旧ジュニアNISAとこどもNISA、何が変わるのか

大きく変わるのは、次の5点です。

非課税期間:5年間→無期限
旧ジュニアNISAは非課税期間が5年間で、期間終了後は「継続管理勘定」に移して非課税を維持する仕組みが必要でした。こどもNISAは最初から無期限になるため、この移し替えの手間がなくなります。

払い出し年齢:18歳→12歳
旧ジュニアNISAは原則18歳まで払い出せませんでした。こどもNISAは12歳から、子ども本人の同意があれば払い出せるようになります。この変更は、旧制度の「使いにくさ」への反省を踏まえたもだと言われています。

年間投資枠:80万円→60万円
1年間に投資できる金額の上限は、旧ジュニアNISAの80万円から60万円に引き下げられます。ただし非課税期間が無期限になったため、長期間かけて積み立てれば、トータルの非課税枠(600万円)は旧制度より活用しやすくなっています。

18歳以降の扱い
旧ジュニアNISAは18歳になると課税口座に払い出すか、そのまま保有を続けるかを選ぶ必要がありました。こどもNISAは18歳になると、自動的に成人の新NISA口座に資産が移行される見込みです。

対象商品
こどもNISAは、現行の新NISAの「つみたて投資枠」と同様の対象商品になる見込みで、旧ジュニアNISAより投資対象がシンプルになる可能性があります。

旧ジュニアNISAを持っている人は、こどもNISAも使えるのか

ここが気になる方も多いと思います。現時点の情報では、旧ジュニアNISAとこどもNISAは別の制度として扱われる見込みです。つまり、次のような整理になるそうです。

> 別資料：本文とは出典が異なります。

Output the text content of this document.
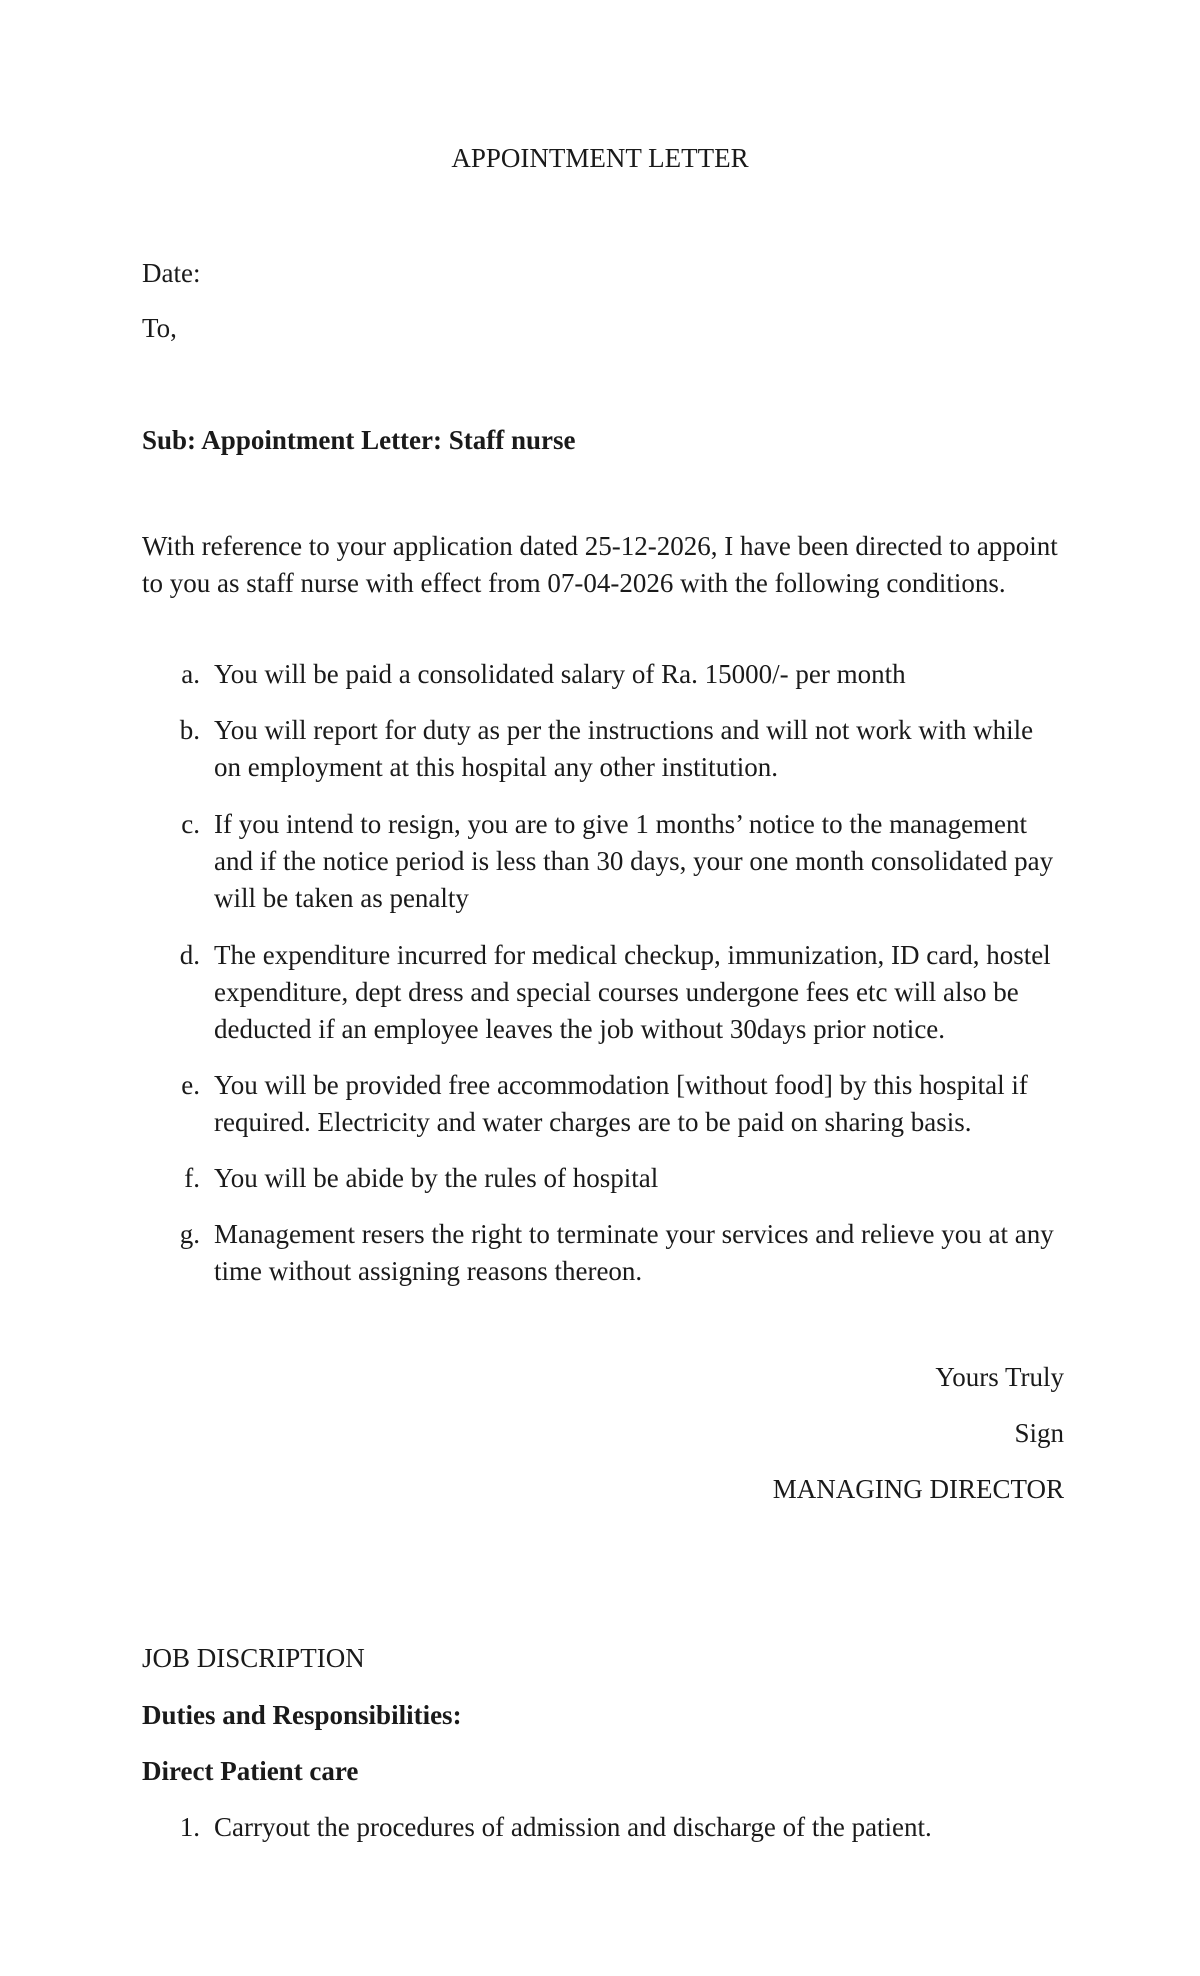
APPOINTMENT LETTER
Date:
To,
Sub: Appointment Letter: Staff nurse
With reference to your application dated 25-12-2026, I have been directed to appoint to you as staff nurse with effect from 07-04-2026 with the following conditions.
a. You will be paid a consolidated salary of Ra. 15000/- per month
b. You will report for duty as per the instructions and will not work with while on employment at this hospital any other institution.
c. If you intend to resign, you are to give 1 months’ notice to the management and if the notice period is less than 30 days, your one month consolidated pay will be taken as penalty
d. The expenditure incurred for medical checkup, immunization, ID card, hostel expenditure, dept dress and special courses undergone fees etc will also be deducted if an employee leaves the job without 30days prior notice.
e. You will be provided free accommodation [without food] by this hospital if required. Electricity and water charges are to be paid on sharing basis.
f. You will be abide by the rules of hospital
g. Management resers the right to terminate your services and relieve you at any time without assigning reasons thereon.
Yours Truly
Sign
MANAGING DIRECTOR
JOB DISCRIPTION
Duties and Responsibilities:
Direct Patient care
1. Carryout the procedures of admission and discharge of the patient.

  • 旧ジュニアNISAで今持っている資産は、そのまま18歳まで非課税で保有を続けられる(継続管理勘定)
  • 新しい投資は旧ジュニアNISAではできないため、2027年以降にこどもNISAの口座を新たに開設すれば、そちらで積立を再開できる
  • 旧ジュニアNISAの資産とこどもNISAの非課税枠(600万円)は、別枠として扱われる見込み

つまり、旧ジュニアNISAを持っている人が損をする、という制度ではなさそうです。むしろ、旧制度の資産をそのまま非課税で持ち続けながら、新しい枠でも積立を再開できる可能性がある、という点は前向きに捉えてよいと感じています。ただし、この点も含めて細かい制度設計は今後確定していく部分なので、正式な発表を待ってから判断することをおすすめします。

こどもNISAの活用を考えるときのポイント

まだ制度が始まっていない段階ですが、活用を考えるうえで押さえておきたい点を整理します。

教育資金の準備に向いている
非課税期間が無期限になったことで、大学進学など将来の教育資金づくりに、より腰を据えて取り組みやすくなります。

12歳からの払い出しは「子どもの同意」が条件
資金を引き出すには子ども本人の同意が必要になる見込みです。親が一方的に使ってしまうことを防ぐ狙いがあると言われていますが、逆に言えば、子どもが引き出しに同意しなければ資金を動かせない、という側面もあります。

家計に無理のない範囲で始める
年間60万円の枠をすべて使う必要はありません。他の教育資金の準備方法(学資保険や個人向け国債など)と組み合わせながら、無理のない範囲で検討することをおすすめします。

まとめ

  • 旧ジュニアNISAで持っている資産は、2024年以降「継続管理勘定」で18歳まで非課税のまま保有を続けられる
  • 払い出しは全額なら非課税でいつでも可能になったが、一部だけの払い出しはできない
  • 2027年1月から始まる予定の「こどもNISA」は、非課税期間の無期限化や払い出し年齢の引き下げ(18歳→12歳)など、旧制度より柔軟な設計になる見込み
  • 旧ジュニアNISAとこどもNISAは別の制度として扱われる見込みで、旧制度の資産を持ち続けながら新制度でも積立を再開できる可能性がある
  • 制度の詳細はまだ確定していない部分もあるため、正式な発表を確認しながら判断することが大切

※本記事は2026年8月時点の情報をもとにした一般的な情報提供を目的としたものであり、個別の投資助言ではありません。こどもNISAの制度内容は今後変更される可能性があるため、実際の判断にあたっては金融機関や国税庁等の最新の公式情報をご確認ください。投資には元本割れのリスクが伴います。